Roanoke Times Copyright (c) 1995, Landmark Communications, Inc. DATE: MONDAY, October 25, 1993 TAG: 9310250074 SECTION: NATIONAL/INTERNATIONAL PAGE: A-4 EDITION: METRO SOURCE: Associated Press DATELINE: MINNEAPOLIS LENGTH: Medium
"This is one more organization that has become morally relativistic and that's deeply disappointing," Tom Minnery, a spokesman for Focus on the Family, said Sunday. Focus is an evangelical Christian organization based in Colorado Springs, Colo.
The Girl Scouts national convention delegates voted 1,560-375 Saturday to allow girls to pledge service to the spiritual power of their conscience - or none at all.

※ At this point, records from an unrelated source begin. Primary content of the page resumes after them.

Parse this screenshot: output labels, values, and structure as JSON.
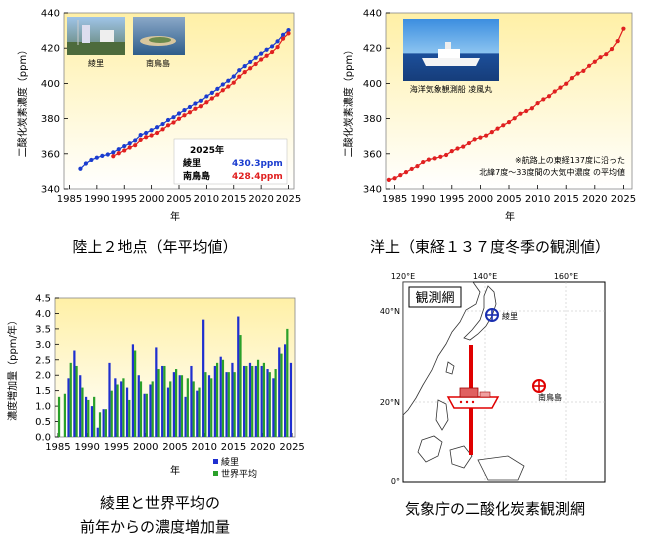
{
  "captions": {
    "land": "陸上２地点（年平均値）",
    "ocean": "洋上（東経１３７度冬季の観測値）",
    "growth_line1": "綾里と世界平均の",
    "growth_line2": "前年からの濃度増加量",
    "map": "気象庁の二酸化炭素観測網"
  },
  "land_panel": {
    "photo_label_1": "綾里",
    "photo_label_2": "南鳥島",
    "legend_year": "2025年",
    "legend_rows": [
      {
        "name": "綾里",
        "value": "430.3ppm",
        "color": "#1a3ccf"
      },
      {
        "name": "南鳥島",
        "value": "428.4ppm",
        "color": "#e02020"
      }
    ]
  },
  "ocean_panel": {
    "photo_label": "海洋気象観測船 凌風丸",
    "note_line1": "※航路上の東経137度に沿った",
    "note_line2": "北緯7度～33度間の大気中濃度 の平均値"
  },
  "growth_panel": {
    "legend": [
      {
        "name": "綾里",
        "color": "#1f2fd0"
      },
      {
        "name": "世界平均",
        "color": "#2aa02a"
      }
    ]
  },
  "map_panel": {
    "title": "観測網",
    "lon_labels": [
      "120°E",
      "140°E",
      "160°E"
    ],
    "lat_labels": [
      "40°N",
      "20°N",
      "0°"
    ],
    "station_1": "綾里",
    "station_2": "南鳥島"
  },
  "chart_data": [
    {
      "type": "line",
      "title": "",
      "xlabel": "年",
      "ylabel": "二酸化炭素濃度（ppm）",
      "xlim": [
        1984,
        2026
      ],
      "ylim": [
        340,
        440
      ],
      "xticks": [
        1985,
        1990,
        1995,
        2000,
        2005,
        2010,
        2015,
        2020,
        2025
      ],
      "yticks": [
        340,
        360,
        380,
        400,
        420,
        440
      ],
      "series": [
        {
          "name": "綾里",
          "color": "#1a3ccf",
          "x": [
            1987,
            1988,
            1989,
            1990,
            1991,
            1992,
            1993,
            1994,
            1995,
            1996,
            1997,
            1998,
            1999,
            2000,
            2001,
            2002,
            2003,
            2004,
            2005,
            2006,
            2007,
            2008,
            2009,
            2010,
            2011,
            2012,
            2013,
            2014,
            2015,
            2016,
            2017,
            2018,
            2019,
            2020,
            2021,
            2022,
            2023,
            2024,
            2025
          ],
          "y": [
            351.5,
            354.5,
            356.5,
            357.8,
            358.8,
            359.6,
            360.8,
            362.6,
            364.4,
            366.0,
            367.6,
            370.6,
            371.8,
            373.4,
            375.1,
            376.9,
            379.2,
            380.8,
            382.9,
            384.8,
            386.6,
            388.6,
            390.1,
            392.6,
            394.6,
            396.9,
            399.4,
            401.5,
            403.9,
            407.5,
            409.8,
            412.2,
            414.6,
            416.9,
            419.1,
            421.0,
            423.9,
            427.6,
            430.3
          ]
        },
        {
          "name": "南鳥島",
          "color": "#e02020",
          "x": [
            1993,
            1994,
            1995,
            1996,
            1997,
            1998,
            1999,
            2000,
            2001,
            2002,
            2003,
            2004,
            2005,
            2006,
            2007,
            2008,
            2009,
            2010,
            2011,
            2012,
            2013,
            2014,
            2015,
            2016,
            2017,
            2018,
            2019,
            2020,
            2021,
            2022,
            2023,
            2024,
            2025
          ],
          "y": [
            358.6,
            360.3,
            361.9,
            363.6,
            364.9,
            367.9,
            369.4,
            370.4,
            371.8,
            373.9,
            376.2,
            377.8,
            379.9,
            381.9,
            383.6,
            385.6,
            387.0,
            389.3,
            391.4,
            393.6,
            396.1,
            398.2,
            400.4,
            403.8,
            406.4,
            408.6,
            411.0,
            413.6,
            415.7,
            417.8,
            420.6,
            425.4,
            428.4
          ]
        }
      ]
    },
    {
      "type": "line",
      "title": "",
      "xlabel": "年",
      "ylabel": "二酸化炭素濃度（ppm）",
      "xlim": [
        1983.5,
        2026.5
      ],
      "ylim": [
        340,
        440
      ],
      "xticks": [
        1985,
        1990,
        1995,
        2000,
        2005,
        2010,
        2015,
        2020,
        2025
      ],
      "yticks": [
        340,
        360,
        380,
        400,
        420,
        440
      ],
      "series": [
        {
          "name": "東経137度冬季",
          "color": "#e02020",
          "x": [
            1984,
            1985,
            1986,
            1987,
            1988,
            1989,
            1990,
            1991,
            1992,
            1993,
            1994,
            1995,
            1996,
            1997,
            1998,
            1999,
            2000,
            2001,
            2002,
            2003,
            2004,
            2005,
            2006,
            2007,
            2008,
            2009,
            2010,
            2011,
            2012,
            2013,
            2014,
            2015,
            2016,
            2017,
            2018,
            2019,
            2020,
            2021,
            2022,
            2023,
            2024,
            2025
          ],
          "y": [
            345.2,
            346.1,
            347.9,
            349.6,
            351.4,
            353.0,
            355.3,
            356.7,
            357.4,
            358.3,
            359.3,
            361.5,
            363.0,
            364.1,
            366.1,
            368.2,
            369.2,
            370.3,
            372.3,
            374.3,
            376.2,
            378.0,
            380.2,
            382.8,
            384.3,
            385.9,
            388.8,
            390.9,
            392.7,
            395.4,
            397.6,
            399.8,
            403.0,
            405.6,
            407.1,
            410.0,
            412.3,
            414.9,
            416.6,
            419.5,
            424.0,
            431.1
          ]
        }
      ]
    },
    {
      "type": "bar",
      "title": "",
      "xlabel": "年",
      "ylabel": "濃度増加量（ppm/年）",
      "xlim": [
        1984.5,
        2025.5
      ],
      "ylim": [
        0,
        4.5
      ],
      "xticks": [
        1985,
        1990,
        1995,
        2000,
        2005,
        2010,
        2015,
        2020,
        2025
      ],
      "yticks": [
        0,
        0.5,
        1.0,
        1.5,
        2.0,
        2.5,
        3.0,
        3.5,
        4.0,
        4.5
      ],
      "categories": [
        1985,
        1986,
        1987,
        1988,
        1989,
        1990,
        1991,
        1992,
        1993,
        1994,
        1995,
        1996,
        1997,
        1998,
        1999,
        2000,
        2001,
        2002,
        2003,
        2004,
        2005,
        2006,
        2007,
        2008,
        2009,
        2010,
        2011,
        2012,
        2013,
        2014,
        2015,
        2016,
        2017,
        2018,
        2019,
        2020,
        2021,
        2022,
        2023,
        2024,
        2025
      ],
      "series": [
        {
          "name": "綾里",
          "color": "#1f2fd0",
          "values": [
            null,
            null,
            1.9,
            2.8,
            2.0,
            1.3,
            1.0,
            0.3,
            0.9,
            2.4,
            1.9,
            1.8,
            1.6,
            3.0,
            2.0,
            1.4,
            1.7,
            2.9,
            2.3,
            1.6,
            2.1,
            2.0,
            1.3,
            2.3,
            1.5,
            3.8,
            2.0,
            2.3,
            2.6,
            2.1,
            2.4,
            3.9,
            2.3,
            2.4,
            2.3,
            2.3,
            2.2,
            1.9,
            2.9,
            3.0,
            2.4
          ]
        },
        {
          "name": "世界平均",
          "color": "#2aa02a",
          "values": [
            1.3,
            1.4,
            2.4,
            2.3,
            1.6,
            1.2,
            1.3,
            0.8,
            0.9,
            1.5,
            1.7,
            1.9,
            1.2,
            2.8,
            1.8,
            1.4,
            1.8,
            2.2,
            2.3,
            1.8,
            2.2,
            2.0,
            1.9,
            1.8,
            1.6,
            2.1,
            1.9,
            2.4,
            2.5,
            2.1,
            2.1,
            3.3,
            2.3,
            2.3,
            2.5,
            2.4,
            2.1,
            2.2,
            2.7,
            3.5,
            null
          ]
        }
      ]
    }
  ]
}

"I believe that Girl Scouts are an inclusive organization, and the idea is that we are across all lines, not just focusing on one group or religion or race," 18-year-old Angie Greiling, a delegate from Roseville, Minn., said last week.
The measure, which takes effect immediately, keeps the Girl Scout promise's official wording intact, but allows individual girls to substitute for God another word or words they deem more appropriate.
The official wording reads: "On my honor, I will try to serve God and my country, to help people at all times, and to live by the Girl Scout Law."
The group's leaders said the change acknowledges growing religious and ethnic diversity among the nation's 2.6 million Girl Scouts. Regions with large Asian and American Indian populations have had trouble recruiting girls whose religious tradition doesn't include a Judeo-Christian concept of God, said Ellen Christie Ach, a spokeswoman for Girl Scouts of the USA.
However, Dean Gupta, a Hindu board member of Geeta Ashram Church in Brooklyn Park, Minn., said the word "God" is not exclusively Christian.